GoD: So what books can you point to that have been fun and imaginative like that?

MW: There was a series that not a lot of people read that I loved a lot written by Paul Tobin and Jeff Parker called Age of the Sentry. It had really great character design in it. There was Harrison Oogar, the brilliant cave man, there was Cranio, the man with the tri-level mind. There was actually several designs of that character but every design was goofy and really fun.

GoD: I often say that the two big trends in superhero books since the early 2000s were to either push comics to feel more like movies or high end cable TV, something I think Bendis does well, or to go in a more fun, hyper-comic book direction, like, say, Atomic Robo.

MW: I’m not saying there’s not a place for the serialized TV/movie style. I love Scalped, which reads a lot like an HBO TV show. But at the same time that high-concept superhero stuff, it’s a personal preference but I just tend to prefer that.

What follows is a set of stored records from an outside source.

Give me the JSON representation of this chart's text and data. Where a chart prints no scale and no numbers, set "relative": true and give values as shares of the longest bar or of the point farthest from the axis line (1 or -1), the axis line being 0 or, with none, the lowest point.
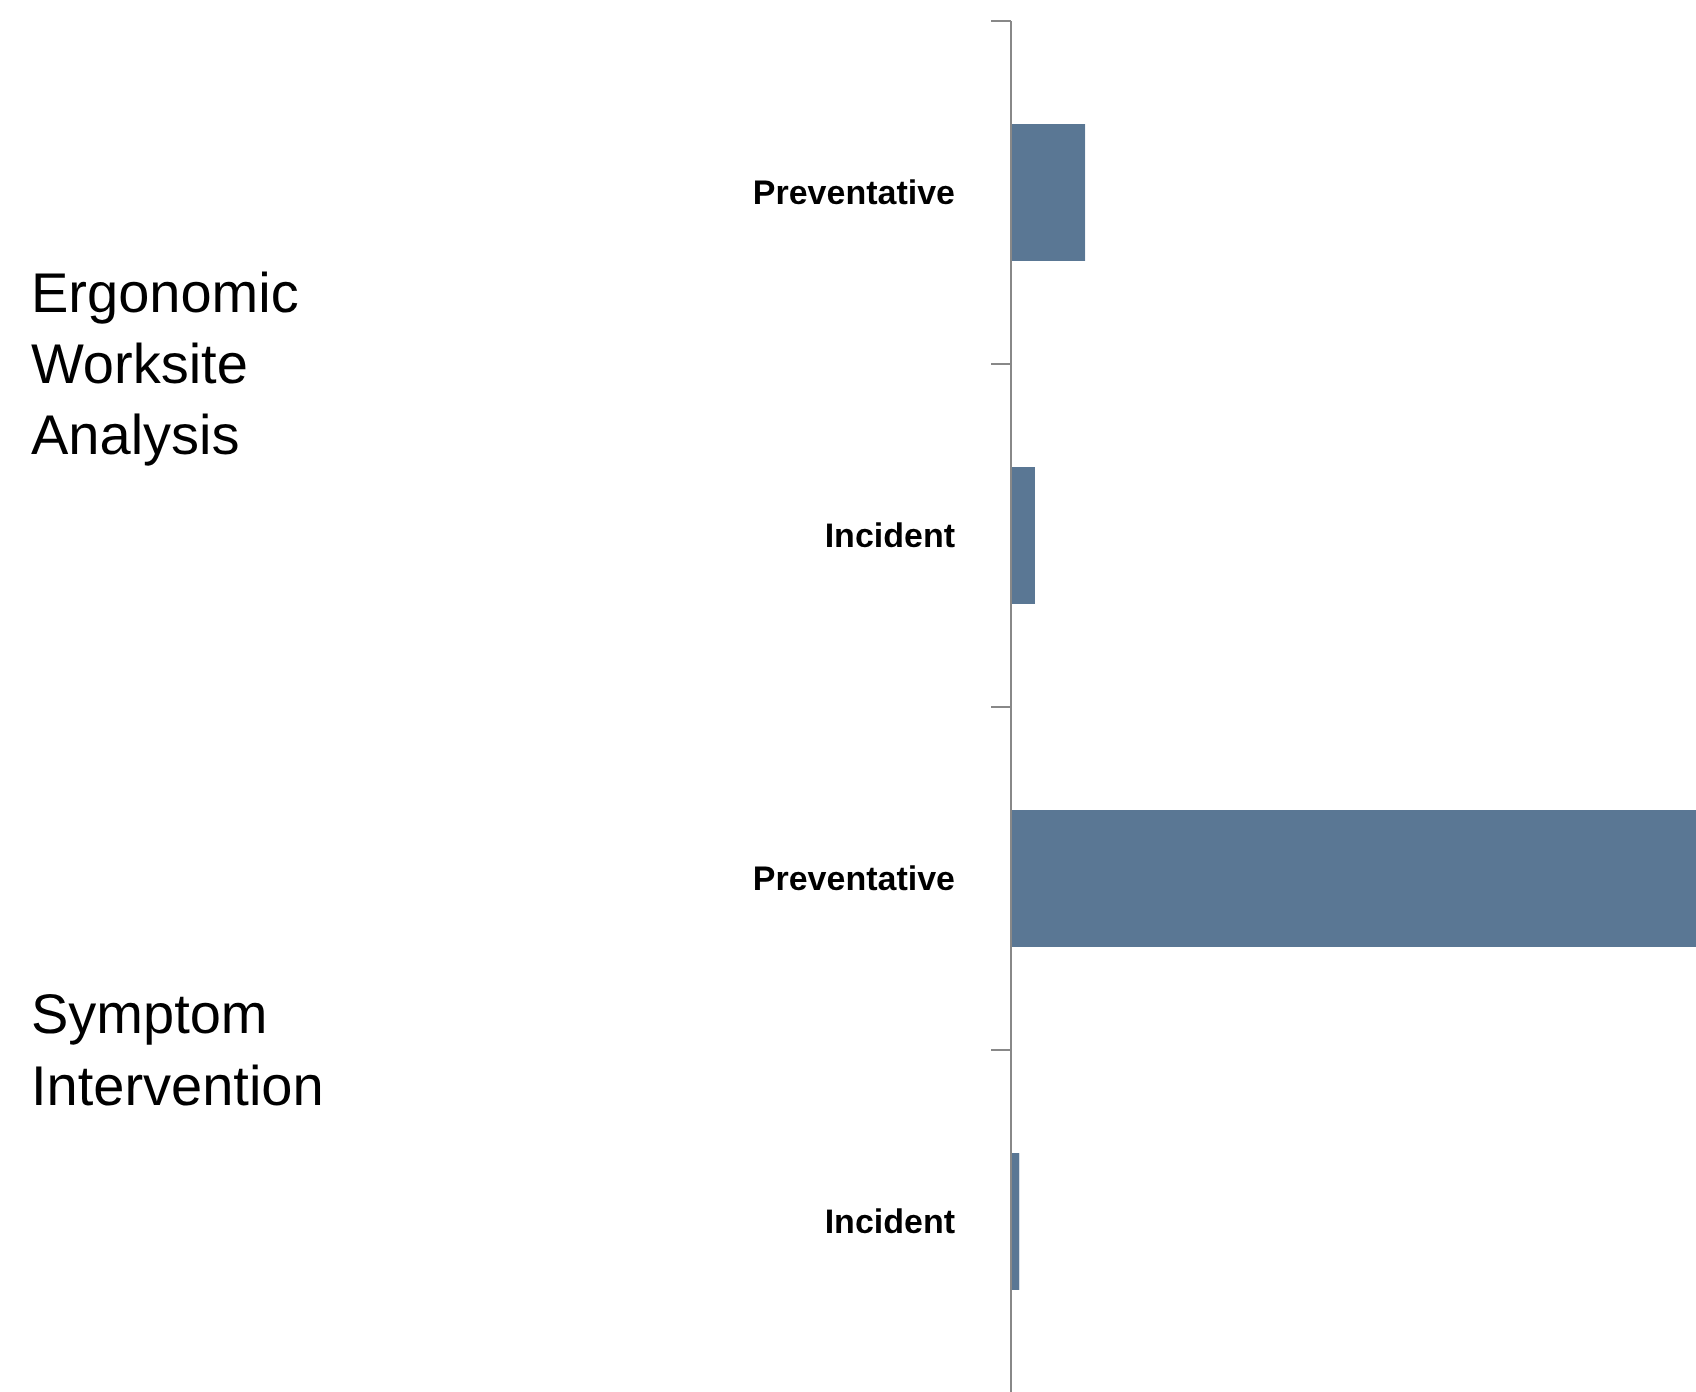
{
  "chart_data": {
    "type": "bar",
    "orientation": "horizontal",
    "relative": true,
    "categories": [
      "Preventative",
      "Incident",
      "Preventative",
      "Incident"
    ],
    "values": [
      0.108,
      0.035,
      1,
      0.012
    ],
    "color": "#5a7794",
    "annotations": [
      "Ergonomic Worksite Analysis",
      "Symptom Intervention"
    ]
  }
}
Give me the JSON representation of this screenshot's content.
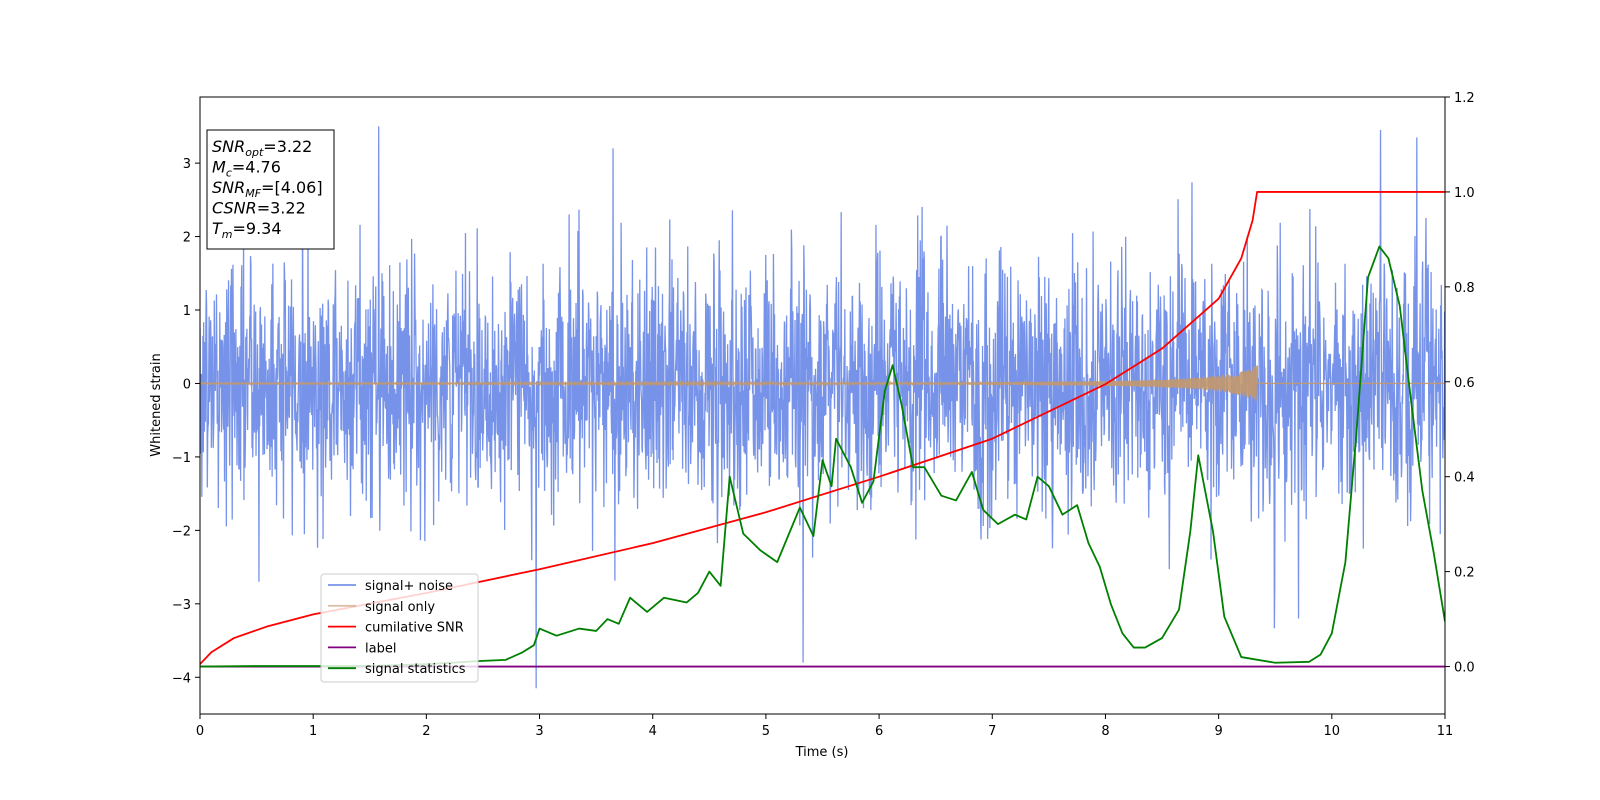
{
  "chart_data": {
    "type": "line",
    "xlabel": "Time (s)",
    "ylabel": "Whitened strain",
    "xlim": [
      0,
      11
    ],
    "ylim_left": [
      -4.5,
      3.9
    ],
    "ylim_right": [
      -0.1,
      1.2
    ],
    "x_ticks": [
      0,
      1,
      2,
      3,
      4,
      5,
      6,
      7,
      8,
      9,
      10,
      11
    ],
    "x_tick_labels": [
      "0",
      "1",
      "2",
      "3",
      "4",
      "5",
      "6",
      "7",
      "8",
      "9",
      "10",
      "11"
    ],
    "y_left_ticks": [
      -4,
      -3,
      -2,
      -1,
      0,
      1,
      2,
      3
    ],
    "y_left_tick_labels": [
      "−4",
      "−3",
      "−2",
      "−1",
      "0",
      "1",
      "2",
      "3"
    ],
    "y_right_ticks": [
      0.0,
      0.2,
      0.4,
      0.6,
      0.8,
      1.0,
      1.2
    ],
    "y_right_tick_labels": [
      "0.0",
      "0.2",
      "0.4",
      "0.6",
      "0.8",
      "1.0",
      "1.2"
    ],
    "grid": false,
    "legend_position": "lower-left",
    "annotation": {
      "lines": [
        {
          "base": "SNR",
          "sub": "opt",
          "value": "=3.22"
        },
        {
          "base": "M",
          "sub": "c",
          "value": "=4.76"
        },
        {
          "base": "SNR",
          "sub": "MF",
          "value": "=[4.06]"
        },
        {
          "base": "CSNR",
          "sub": "",
          "value": "=3.22"
        },
        {
          "base": "T",
          "sub": "m",
          "value": "=9.34"
        }
      ]
    },
    "series": [
      {
        "name": "signal+ noise",
        "axis": "left",
        "color": "#4169e1",
        "noise_sigma": 0.95,
        "peaks": [
          {
            "x": 1.58,
            "y": 3.5
          },
          {
            "x": 2.97,
            "y": -4.15
          },
          {
            "x": 5.33,
            "y": -3.8
          },
          {
            "x": 10.43,
            "y": 3.45
          },
          {
            "x": 10.75,
            "y": 3.35
          },
          {
            "x": 3.65,
            "y": 3.2
          },
          {
            "x": 0.52,
            "y": -2.7
          }
        ]
      },
      {
        "name": "signal only",
        "axis": "left",
        "color": "#c4986b",
        "merger_time": 9.34,
        "amplitude_at_merger": 0.27
      },
      {
        "name": "cumilative SNR",
        "axis": "right",
        "color": "#ff0000",
        "points": [
          [
            0,
            0.005
          ],
          [
            0.1,
            0.03
          ],
          [
            0.3,
            0.06
          ],
          [
            0.6,
            0.085
          ],
          [
            1,
            0.11
          ],
          [
            2,
            0.155
          ],
          [
            3,
            0.205
          ],
          [
            4,
            0.26
          ],
          [
            5,
            0.325
          ],
          [
            6,
            0.4
          ],
          [
            7,
            0.48
          ],
          [
            8,
            0.595
          ],
          [
            8.5,
            0.67
          ],
          [
            9,
            0.775
          ],
          [
            9.2,
            0.86
          ],
          [
            9.3,
            0.94
          ],
          [
            9.34,
            1.0
          ],
          [
            11,
            1.0
          ]
        ]
      },
      {
        "name": "label",
        "axis": "right",
        "color": "#800080",
        "points": [
          [
            0,
            0.0
          ],
          [
            11,
            0.0
          ]
        ]
      },
      {
        "name": "signal statistics",
        "axis": "right",
        "color": "#008000",
        "points": [
          [
            0,
            0.0
          ],
          [
            0.5,
            0.001
          ],
          [
            1,
            0.001
          ],
          [
            1.5,
            0.001
          ],
          [
            2,
            0.005
          ],
          [
            2.5,
            0.012
          ],
          [
            2.7,
            0.014
          ],
          [
            2.85,
            0.03
          ],
          [
            2.95,
            0.045
          ],
          [
            3,
            0.08
          ],
          [
            3.15,
            0.065
          ],
          [
            3.35,
            0.08
          ],
          [
            3.5,
            0.075
          ],
          [
            3.6,
            0.1
          ],
          [
            3.7,
            0.09
          ],
          [
            3.8,
            0.145
          ],
          [
            3.95,
            0.115
          ],
          [
            4.1,
            0.145
          ],
          [
            4.3,
            0.135
          ],
          [
            4.4,
            0.155
          ],
          [
            4.5,
            0.2
          ],
          [
            4.6,
            0.17
          ],
          [
            4.68,
            0.4
          ],
          [
            4.8,
            0.28
          ],
          [
            4.95,
            0.245
          ],
          [
            5.1,
            0.22
          ],
          [
            5.3,
            0.335
          ],
          [
            5.42,
            0.275
          ],
          [
            5.5,
            0.435
          ],
          [
            5.58,
            0.38
          ],
          [
            5.62,
            0.48
          ],
          [
            5.75,
            0.42
          ],
          [
            5.85,
            0.345
          ],
          [
            5.95,
            0.39
          ],
          [
            6.05,
            0.58
          ],
          [
            6.12,
            0.635
          ],
          [
            6.2,
            0.55
          ],
          [
            6.3,
            0.42
          ],
          [
            6.4,
            0.42
          ],
          [
            6.55,
            0.36
          ],
          [
            6.68,
            0.35
          ],
          [
            6.82,
            0.41
          ],
          [
            6.92,
            0.33
          ],
          [
            7.05,
            0.3
          ],
          [
            7.2,
            0.32
          ],
          [
            7.3,
            0.31
          ],
          [
            7.4,
            0.4
          ],
          [
            7.5,
            0.38
          ],
          [
            7.62,
            0.32
          ],
          [
            7.75,
            0.34
          ],
          [
            7.85,
            0.26
          ],
          [
            7.95,
            0.21
          ],
          [
            8.05,
            0.13
          ],
          [
            8.15,
            0.07
          ],
          [
            8.25,
            0.04
          ],
          [
            8.35,
            0.04
          ],
          [
            8.5,
            0.06
          ],
          [
            8.65,
            0.12
          ],
          [
            8.75,
            0.285
          ],
          [
            8.82,
            0.445
          ],
          [
            8.95,
            0.285
          ],
          [
            9.05,
            0.105
          ],
          [
            9.2,
            0.02
          ],
          [
            9.5,
            0.008
          ],
          [
            9.8,
            0.01
          ],
          [
            9.9,
            0.025
          ],
          [
            10.0,
            0.07
          ],
          [
            10.12,
            0.22
          ],
          [
            10.22,
            0.5
          ],
          [
            10.32,
            0.82
          ],
          [
            10.42,
            0.885
          ],
          [
            10.5,
            0.86
          ],
          [
            10.6,
            0.76
          ],
          [
            10.7,
            0.56
          ],
          [
            10.8,
            0.37
          ],
          [
            10.9,
            0.24
          ],
          [
            11,
            0.095
          ]
        ]
      }
    ]
  }
}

GoD: You’re a comedy writer, who do you write for?

MW: Easy, I write for myself. I’m doing this to make myself laugh. I guess my main goal has always been to not go for the easy, obvious joke. Comedy, for me, should always be about surprise. What I always try to do is write something that’s not obvious and catch myself off guard. If something springs to mind that’s a nice misdirection that’s usually what I’ll go with. At the same time I’m always writing for, beyond myself, people who have a similar sense of humor that fits in with that mindset. There’s plenty in this book that I know the folks who know the secret handshake of comics will like.

Matt Wilson is a busy, busy man. On top of having a new book being released April 25th entitled The Supervillain Handbook: The Ultimate How-to Guide to Destruction and Mayhem, Matt is the co-host of the podcast Comics Alliance Presents: War Rocket Ajax, writer of the webcomic Copernicus Jones with artist Daniel Butler, and writes at his blog, The International Society of Supervillains with King Oblivion, PhD.